3. Use Catastrophe Bonds to share risk

We should share more risk in humanitarian settings with the private sector, in addition to insurance. Catastrophe Bonds are another instrument that provide cash to governments immediately after a disaster. If things go the investors’ way, they recover their capital in full, plus the interest generated, plus the government’s premium. If a disaster happens, investors lose their capital, which goes as an instant payout to the government.

The World Economic Forum’s Humanitarian Investing Initiative is seeking to identify the areas where risk sharing between humanitarian and development agencies and corporates and investors is possible.

4. Solve the underlying problems

We need to focus on development which builds resilience against crises, and design humanitarian interventions in a way which secures greater development benefits. Sometimes it makes more sense to support long-term solutions and solve the underlying problem than to respond to the crisis each time. For example, it is estimated that in Ethiopia the cost of 6-9 months of water trucking to camps for displaced people is equivalent to the cost of a semi-permanent water supply system. Too often we end up financing trucking for two years or more when it would be cheaper to establish a more permanent solution from the outset.

5. Take an anticipatory action

We must do everything we can to act earlier and faster by taking an anticipatory action. For example, in July, the Government of Bangladesh and the World Food Programme identified communities about to be flooded in north western Bangladesh. The traditional approach would have been to mobilize experts and stockpile food and shelter materials. This time, WFP simply gave 5,000 families $53 each three days in advance. People were able to move to safer areas, fortify their homes and buy essential supplies.

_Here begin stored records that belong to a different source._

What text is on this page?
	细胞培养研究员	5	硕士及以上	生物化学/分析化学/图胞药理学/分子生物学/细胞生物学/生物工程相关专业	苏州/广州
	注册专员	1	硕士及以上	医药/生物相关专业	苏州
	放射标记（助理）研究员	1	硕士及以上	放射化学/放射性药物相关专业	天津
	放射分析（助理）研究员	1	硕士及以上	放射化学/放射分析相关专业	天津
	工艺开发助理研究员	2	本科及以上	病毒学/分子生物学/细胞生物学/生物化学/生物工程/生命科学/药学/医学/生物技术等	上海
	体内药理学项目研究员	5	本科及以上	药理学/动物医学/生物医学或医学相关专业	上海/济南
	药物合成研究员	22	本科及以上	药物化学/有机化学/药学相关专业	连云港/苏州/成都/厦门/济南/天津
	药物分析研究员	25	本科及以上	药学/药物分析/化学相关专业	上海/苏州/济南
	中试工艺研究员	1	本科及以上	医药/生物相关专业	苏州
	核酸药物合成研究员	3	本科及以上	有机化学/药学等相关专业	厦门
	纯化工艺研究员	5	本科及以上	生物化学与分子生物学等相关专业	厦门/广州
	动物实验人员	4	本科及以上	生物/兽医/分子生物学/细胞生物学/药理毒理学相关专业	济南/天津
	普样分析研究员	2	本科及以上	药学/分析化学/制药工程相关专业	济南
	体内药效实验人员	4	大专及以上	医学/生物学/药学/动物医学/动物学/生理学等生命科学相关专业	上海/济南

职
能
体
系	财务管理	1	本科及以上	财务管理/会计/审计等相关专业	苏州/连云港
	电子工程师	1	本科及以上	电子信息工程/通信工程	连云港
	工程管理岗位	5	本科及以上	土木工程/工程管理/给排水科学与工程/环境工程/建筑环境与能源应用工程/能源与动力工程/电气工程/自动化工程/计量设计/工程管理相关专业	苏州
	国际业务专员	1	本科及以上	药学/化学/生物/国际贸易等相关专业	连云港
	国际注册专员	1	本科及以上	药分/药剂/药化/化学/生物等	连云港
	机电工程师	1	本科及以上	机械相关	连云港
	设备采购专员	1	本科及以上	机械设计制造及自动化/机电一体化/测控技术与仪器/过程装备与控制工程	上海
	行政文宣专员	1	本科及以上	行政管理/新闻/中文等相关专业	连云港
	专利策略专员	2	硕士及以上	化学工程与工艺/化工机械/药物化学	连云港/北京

Another example comes from work done by US scientists supported by the UK’s Department for International Development to predict cholera outbreaks. Some people think it may now be possible to predict a first person becoming infected up to four weeks ahead of time, within a geographic area smaller than 250 meters by 250 meters anywhere in the world.

We face a year ahead in which conflict and the climate crisis have driven 168 million people to a point where they need humanitarian aid to survive. That is 1 in every 45 people and the highest figure in decades. It will take $29 billion to deal with this in 2020 alone.

We have no choice but to make every donor dollar go further and faster. I believe the answer to achieving this lies in an anticipatory approach.

But we must go into this with our eyes wide open. As we innovate more, and use data to anticipate problems before they occur, we need to remain clear-minded and analytical. Some of these innovations will work brilliantly, others will not. Together, we must confidently scale up the successful experiments and ruthlessly abandon the others.

An anticipatory approach requires a degree of boldness, maybe bravery, to challenge the status quo. It requires a leap – not of faith, because this is data-driven – but of confidence. The human and financial gains of this work are too valuable to squander.